Article written by the 21 year old me, worried of citing the source. Cringe version on WWW. DEVILONHEELS.BLOGSPOT.COM
There are rare occasions when I find myself at a loss for words, unsure of how to express or discuss certain things. This happens to be one of those times. Why am I scared and terrified of the real world, where life extends beyond meeting assignment deadlines or regurgitating memorized words on an exam paper, hoping to scrape through? Why am I so insistent on not moving forward when moving on is my only option? Why do I hesitate to pursue a job that could provide me with the means to buy all the things I've resisted purchasing? And why, as an amiable person, am I afraid of making new friends?
I don't know how I'll cope without people knocking on my door, signaling that the bathroom is vacant. Or when I'll ever enjoy eating instant noodles as much as I do for my midnight snack. The bickering over who should message first or the perpetual complaints about how idiotic your male friends are... And those birthday pranks, the fun, the laughter, the joy... I only know that no matter how many years pass, I will forever hold onto these memories, capable of turning any bad day into my best one.
The past four years of my life have taught me to truly live, to smile through my sorrows, to laugh through my hardships, and to cry myself to sleep when I'm devoid of solutions. The best part is waking up in the morning to find that my problems have vanished into thin air. This journey has transformed me from a know-it-all to someone who embraces learning from others and adapting to change. Change has always been benevolent to me, and I hope that kindness continues.

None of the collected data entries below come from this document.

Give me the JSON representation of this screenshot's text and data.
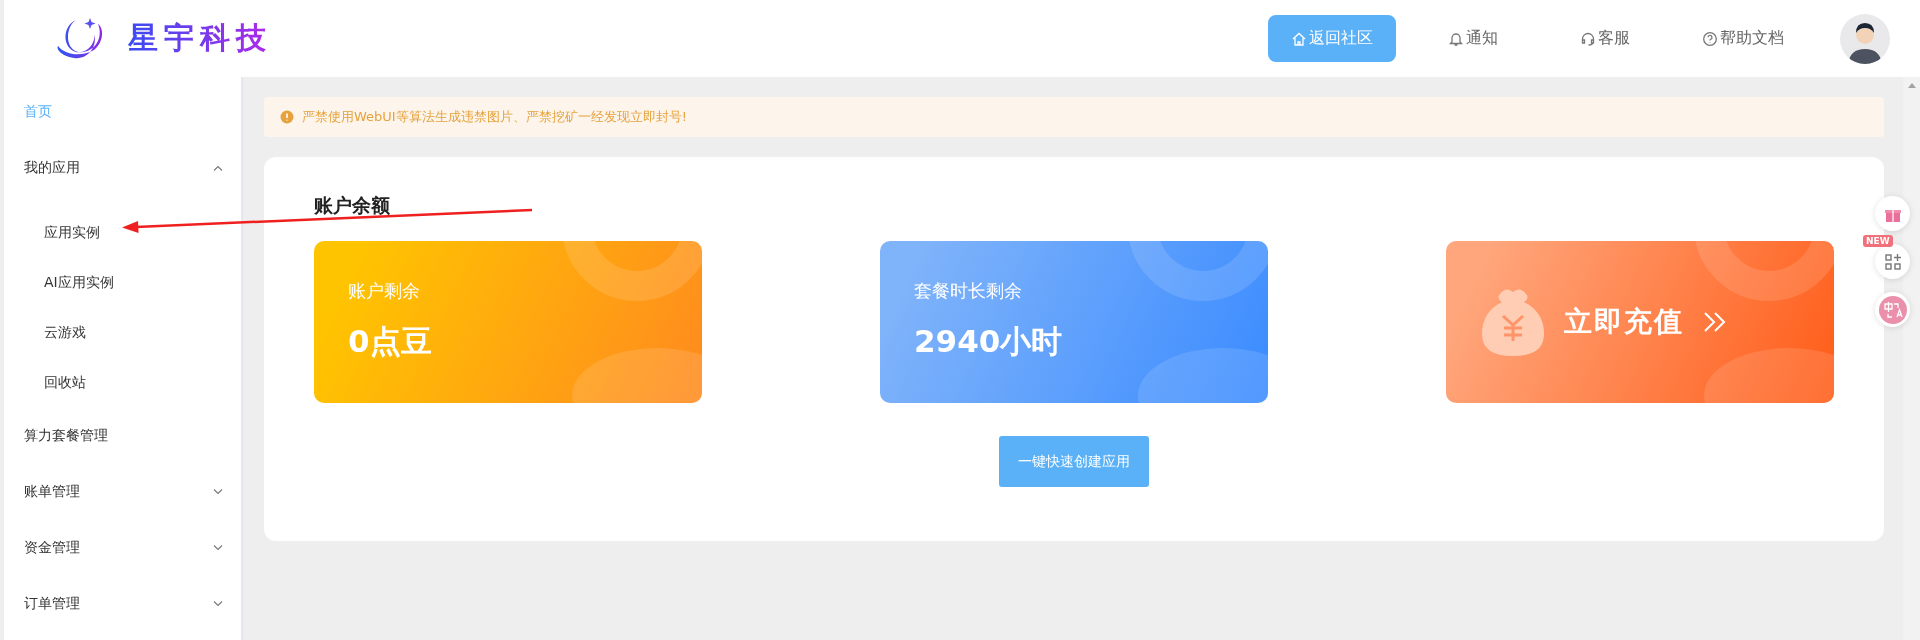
{
  "header": {
    "logo": "星宇科技",
    "nav": [
      {
        "label": "返回社区",
        "selected": true
      },
      {
        "label": "通知",
        "selected": false
      },
      {
        "label": "客服",
        "selected": false
      },
      {
        "label": "帮助文档",
        "selected": false
      }
    ]
  },
  "sidebar": {
    "items": [
      {
        "label": "首页",
        "kind": "link",
        "selected": true
      },
      {
        "label": "我的应用",
        "kind": "group",
        "selected": false,
        "expanded": true,
        "children": [
          {
            "label": "应用实例",
            "selected": false
          },
          {
            "label": "AI应用实例",
            "selected": false
          },
          {
            "label": "云游戏",
            "selected": false
          },
          {
            "label": "回收站",
            "selected": false
          }
        ]
      },
      {
        "label": "算力套餐管理",
        "kind": "link",
        "selected": false
      },
      {
        "label": "账单管理",
        "kind": "group",
        "selected": false,
        "expanded": false
      },
      {
        "label": "资金管理",
        "kind": "group",
        "selected": false,
        "expanded": false
      },
      {
        "label": "订单管理",
        "kind": "group",
        "selected": false,
        "expanded": false
      }
    ]
  },
  "notice": "严禁使用WebUI等算法生成违禁图片、严禁挖矿一经发现立即封号!",
  "balance": {
    "title": "账户余额",
    "cards": [
      {
        "kind": "balance",
        "label": "账户剩余",
        "value": "0点豆"
      },
      {
        "kind": "package",
        "label": "套餐时长剩余",
        "value": "2940小时"
      },
      {
        "kind": "recharge",
        "label": "立即充值"
      }
    ],
    "create_button": "一键快速创建应用"
  },
  "floating": {
    "badge": "NEW"
  }
}
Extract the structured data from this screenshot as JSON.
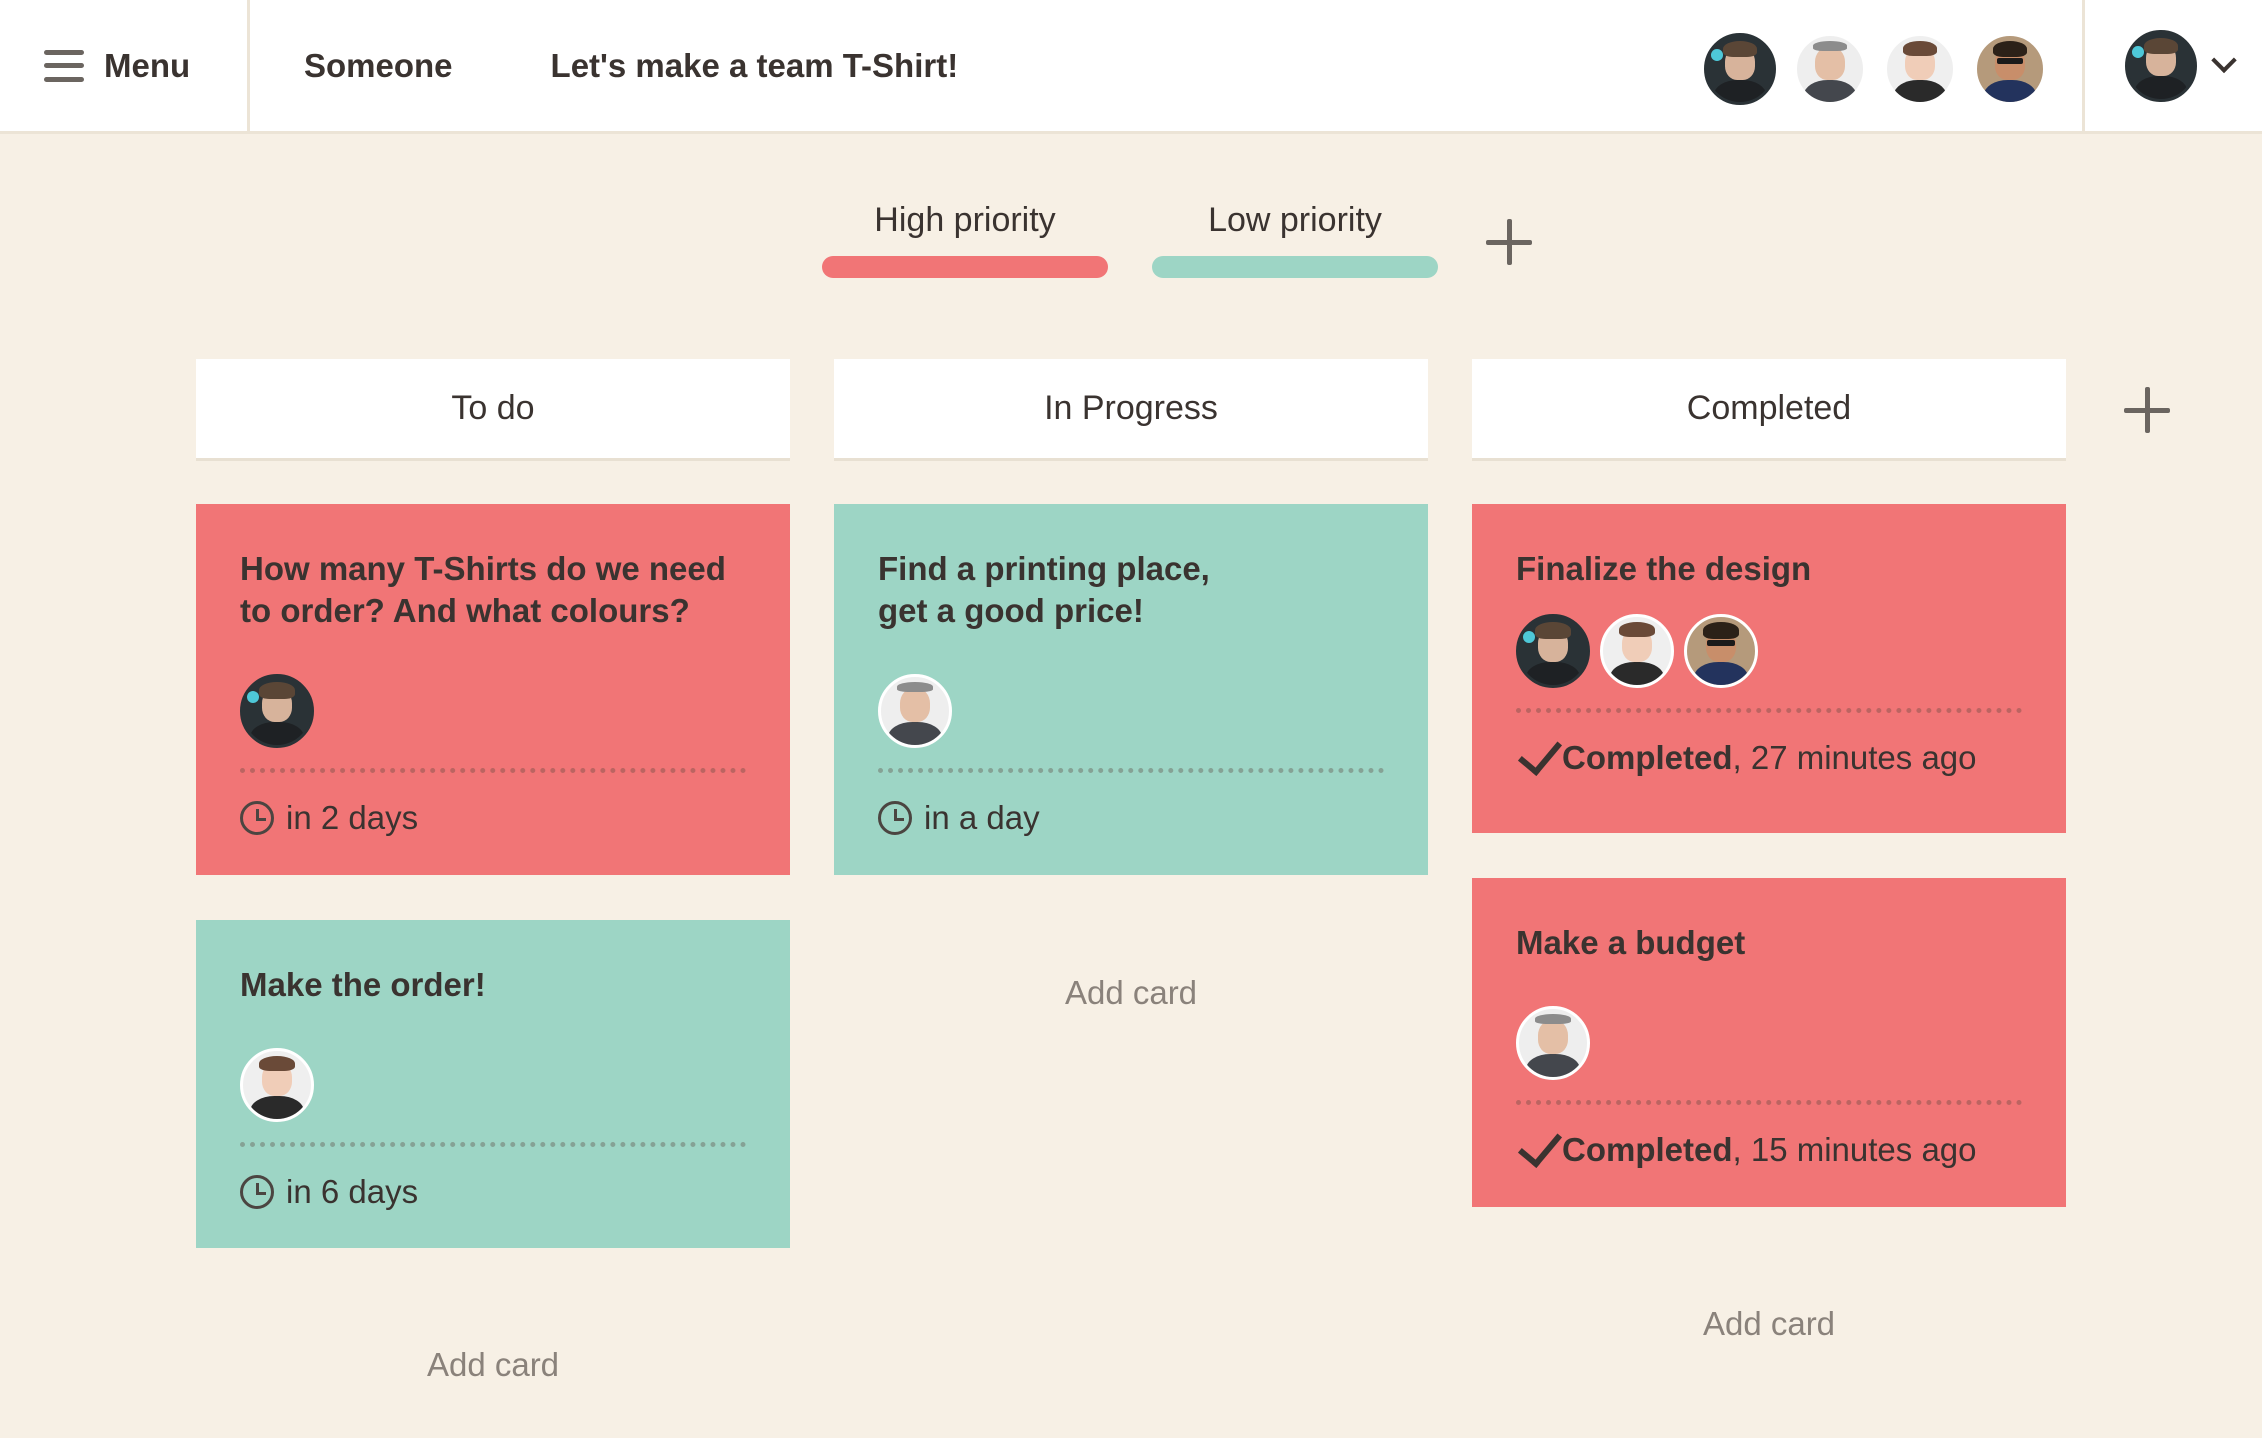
{
  "topbar": {
    "menu_label": "Menu",
    "owner": "Someone",
    "board_title": "Let's make a team T-Shirt!",
    "members": [
      "member-1",
      "member-2",
      "member-3",
      "member-4"
    ]
  },
  "labels": [
    {
      "name": "High priority",
      "color": "#f17576"
    },
    {
      "name": "Low priority",
      "color": "#9dd5c5"
    }
  ],
  "columns": [
    {
      "title": "To do",
      "add_card": "Add card",
      "cards": [
        {
          "title": "How many T-Shirts do we need to order? And what colours?",
          "due": "in 2 days",
          "priority": "high"
        },
        {
          "title": "Make the order!",
          "due": "in 6 days",
          "priority": "low"
        }
      ]
    },
    {
      "title": "In Progress",
      "add_card": "Add card",
      "cards": [
        {
          "title": "Find a printing place, get a good price!",
          "due": "in a day",
          "priority": "low"
        }
      ]
    },
    {
      "title": "Completed",
      "add_card": "Add card",
      "cards": [
        {
          "title": "Finalize the design",
          "status": "Completed",
          "time": ", 27 minutes ago",
          "priority": "high"
        },
        {
          "title": "Make a budget",
          "status": "Completed",
          "time": ", 15 minutes ago",
          "priority": "high"
        }
      ]
    }
  ]
}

The time has finally come to take a step forward into the real world, as these four years of anticipating the end of college are finally drawing to a close. As we progress in life, there will be times when we lose touch or become consumed by the busyness of life, and that's when these four years will seem like bliss. There will be moments when I misplace phone numbers, fail to call for ages, or unintentionally overlook your needs because I'm caught up in the whirlwind of life. All you have to do is give me a good whack on the backside and tell me what a lazy fool I am! Then, behold! I promise to show up at your doorstep.
Cheers to the unforgettable four years of fun!
To the people, friends, and even foes who have been an essential part of these past four years! To the laptop, mobile phone, and instant noodles for making life simpler!
To Mom and Dad, who kept depositing money into my account!
To the teachers who made the effort to teach and to those who eventually gave up!
To the smiles, magic, and miracles that keep us alive.